Friday, May 18, 2012

New blog: first in over a week.



I said I wasn't going to spend much time blogging anymore -- just when I had something interesting to say.  I have a few things I want to talk about.  Feel free to ignore.

It was the last day of school today.  At this moment, in fact, the North County Raider Class of 2012 is getting ready to graduate.  I'm not sure exactly when they start -- probably eight.  I'm not there.  I really feel kind of sad and didn't know how well I could take it.  It has been a hard year for me and for my family.  I don't have a good handle on my emotions, and I've been trying to avoid emotional events as much as I can.  But it's not really going to stop because my daughter is getting married next weekend.  Don't get me wrong; I couldn't be happier for her.  It's just hard to believe that my baby is getting married.

I don't know.  I guess I'll be fine, but as I said, I just feel a little shaky with the year we've had.  I wish my mom could have been here to see Megan get married, but she will be with us in spirit.

I have about a week off before my night classes for CMU start.  I'm teaching Tuesday and Thursday from 5 to 11 providing both classes make.  It's not looking good for either right now.  One has two in it and the other, four.  They want to have at least ten in each class.  So, I may not be teaching this summer.  It will be the first time for a long time that I have not if that's the way it turns out to be.

I did fill out an application with Pearson Educational to grade ACT essays.  I think I could do that.  It's part time, and when you're working, the pay is pretty good.  I hope it's not a mistake.

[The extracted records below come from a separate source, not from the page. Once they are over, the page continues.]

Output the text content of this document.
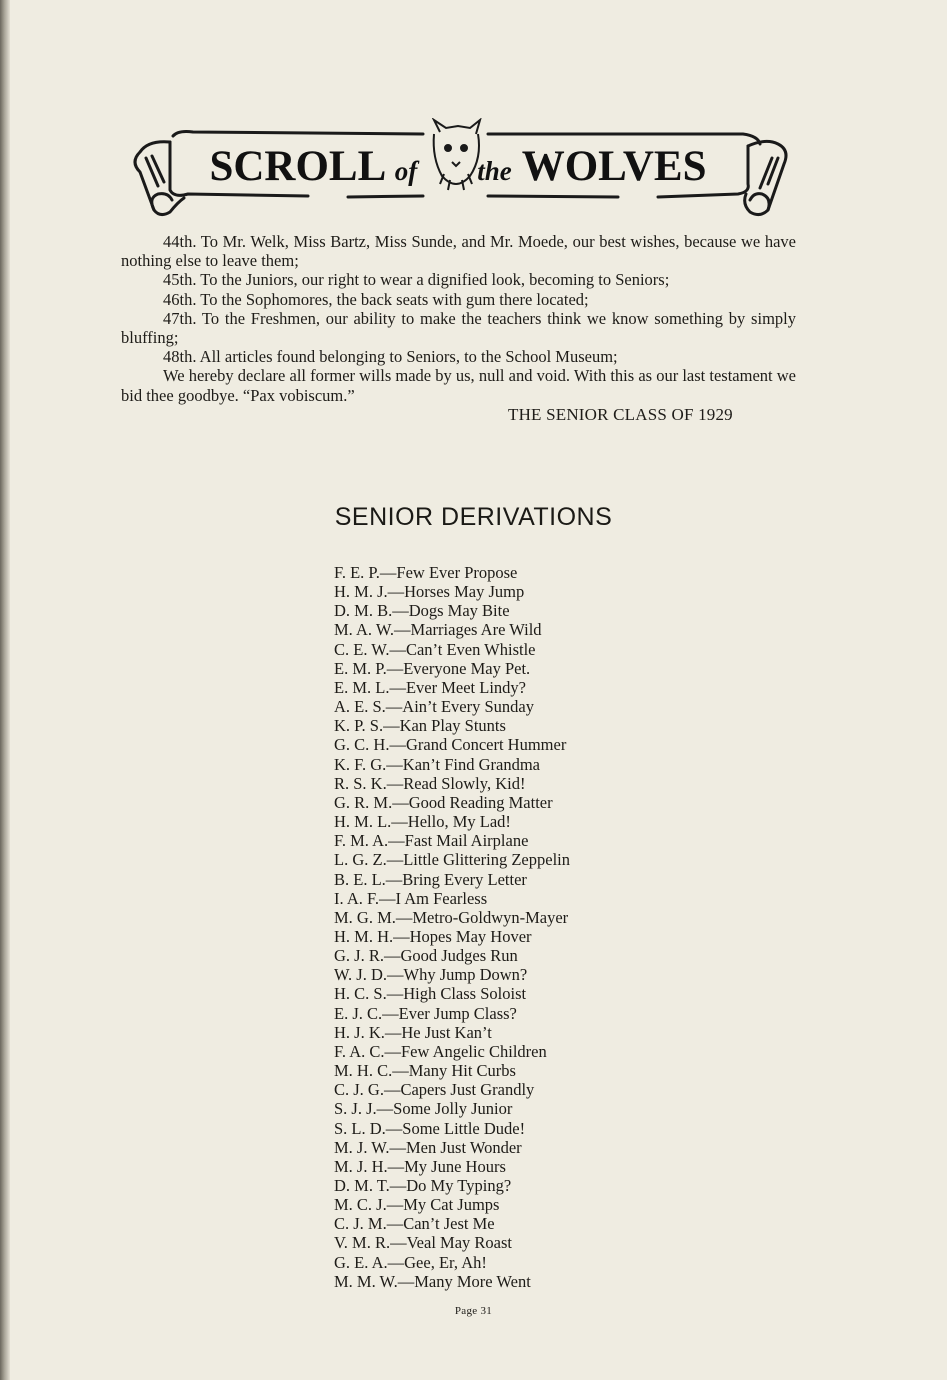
SCROLL of the WOLVES

44th. To Mr. Welk, Miss Bartz, Miss Sunde, and Mr. Moede, our best wishes, because we have nothing else to leave them;

45th. To the Juniors, our right to wear a dignified look, becoming to Seniors;

46th. To the Sophomores, the back seats with gum there located;

47th. To the Freshmen, our ability to make the teachers think we know something by simply bluffing;

48th. All articles found belonging to Seniors, to the School Museum;

We hereby declare all former wills made by us, null and void. With this as our last testament we bid thee goodbye. “Pax vobiscum.”

THE SENIOR CLASS OF 1929
SENIOR DERIVATIONS
F. E. P.—Few Ever Propose
H. M. J.—Horses May Jump
D. M. B.—Dogs May Bite
M. A. W.—Marriages Are Wild
C. E. W.—Can’t Even Whistle
E. M. P.—Everyone May Pet.
E. M. L.—Ever Meet Lindy?
A. E. S.—Ain’t Every Sunday
K. P. S.—Kan Play Stunts
G. C. H.—Grand Concert Hummer
K. F. G.—Kan’t Find Grandma
R. S. K.—Read Slowly, Kid!
G. R. M.—Good Reading Matter
H. M. L.—Hello, My Lad!
F. M. A.—Fast Mail Airplane
L. G. Z.—Little Glittering Zeppelin
B. E. L.—Bring Every Letter
I. A. F.—I Am Fearless
M. G. M.—Metro-Goldwyn-Mayer
H. M. H.—Hopes May Hover
G. J. R.—Good Judges Run
W. J. D.—Why Jump Down?
H. C. S.—High Class Soloist
E. J. C.—Ever Jump Class?
H. J. K.—He Just Kan’t
F. A. C.—Few Angelic Children
M. H. C.—Many Hit Curbs
C. J. G.—Capers Just Grandly
S. J. J.—Some Jolly Junior
S. L. D.—Some Little Dude!
M. J. W.—Men Just Wonder
M. J. H.—My June Hours
D. M. T.—Do My Typing?
M. C. J.—My Cat Jumps
C. J. M.—Can’t Jest Me
V. M. R.—Veal May Roast
G. E. A.—Gee, Er, Ah!
M. M. W.—Many More Went
Page 31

I have been thinking about making some changes in my life.  My goal is to lose 20 pounds this summer.  I think I can do that; I think I have to.  I weigh more than I ever have.   I was looking at getting a different teaching job and even interviewed at Central High School.  It went well, but they went with someone else.  I'm guessing that in today's economy, I was just too expensive with my experience.  That simple fact may keep me from getting any different job.  If that's the case though, I will contentedly fill out my teaching time at North County.  We're getting a new principal next year.  Though I hate to see John go, I know the new guy coming in, and I like him too.  There won't be much of a change I don't think.  Who knows though?  As far as jobs go, there might be other options out there.  My one goal remains to be a full-time instructor at a college.

I read Bridge to Terabithia this past week.  I saw the film again and wondered how the book compared.  The book was fabulous, but I actually liked the film better, and it was all because of the girl who played Leslie.  The movie portrayal was much more interesting to me.

Well, when I cut down on my blogging, I started more writing in my journal.  I enjoy that.  I also enjoyed -- a long time ago -- writing poetry.  I think I'm going to write some this summer.  In order to journal, write poetry, and work on my other projects; I need to get off here for a while.  So I am.  Goodbye.